Adapt this pipeline to your own verification needs:

| Parameter                    | Description                             | Default          | Adjust when...                                                                  |
| ---------------------------- | --------------------------------------- | ---------------- | ------------------------------------------------------------------------------- |
| `model`                      | LLM model for extraction and comparison | `alfred-4.2`     | You need different speed/quality tradeoffs                                      |
| `temperature`                | Comparison determinism                  | `0.1`            | You want stricter (lower) or more lenient (higher) matching                     |
| `tool`                       | Document search tool                    | `DocumentSearch` | Use `VisionDocumentSearch` for scanned/image documents                          |
| `max_workers`                | Parallel check threads                  | `5`              | Increase for more checks, decrease if hitting rate limits                       |
| System prompt matching rules | Fuzzy matching behavior                 | See Step 4       | Your domain has different matching requirements (financial amounts, dates, IDs) |

## Adding Your Own Checks

To add a new verification check, follow this three-step pattern:

1. **Extract** the field from document A using `search_document()` with a clear natural language query
2. **Extract** the same field from document B
3. **Compare** using `cross_reference()` — the system prompt handles fuzzy matching

```python theme={null}
def verify_custom_field(client, doc_a_id, doc_b_id):
    a = client.search_document([doc_a_id], "Your extraction query for document A")
    b = client.search_document([doc_b_id], "Your extraction query for document B")
    comparison = client.cross_reference(
        f"Compare: Document A says '{a['answer']}', Document B says '{b['answer']}'"
    )
    return {"check": "custom_field", "result": json.loads(comparison)}
```

## Best Practices

1. **Use `VisionDocumentSearch` for scanned documents** — standard `DocumentSearch` works for native PDFs, but scanned documents and images need the vision tool for reliable extraction.
2. **Keep extraction queries specific** — "What is the IBAN?" works better than "Extract all banking information." One field per query yields more reliable results.
3. **Tune the system prompt for your domain** — the fuzzy matching rules should reflect your business requirements.
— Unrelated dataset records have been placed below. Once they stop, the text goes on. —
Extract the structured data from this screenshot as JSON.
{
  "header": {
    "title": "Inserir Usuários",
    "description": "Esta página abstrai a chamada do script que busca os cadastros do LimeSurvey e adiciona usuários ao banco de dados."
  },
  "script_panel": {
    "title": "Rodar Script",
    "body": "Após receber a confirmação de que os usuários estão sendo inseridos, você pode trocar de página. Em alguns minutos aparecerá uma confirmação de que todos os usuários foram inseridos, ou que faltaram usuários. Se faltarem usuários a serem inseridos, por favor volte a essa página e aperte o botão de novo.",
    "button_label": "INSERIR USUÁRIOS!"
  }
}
Financial data may need exact matching; names and addresses typically need fuzzy matching.
4. **Run checks in parallel** — each check is independent, so use threading to process them concurrently. Add a small delay between batches if you hit rate limits.
5. **Log intermediate results** — when a check fails, having the raw extracted values from both documents makes debugging much faster.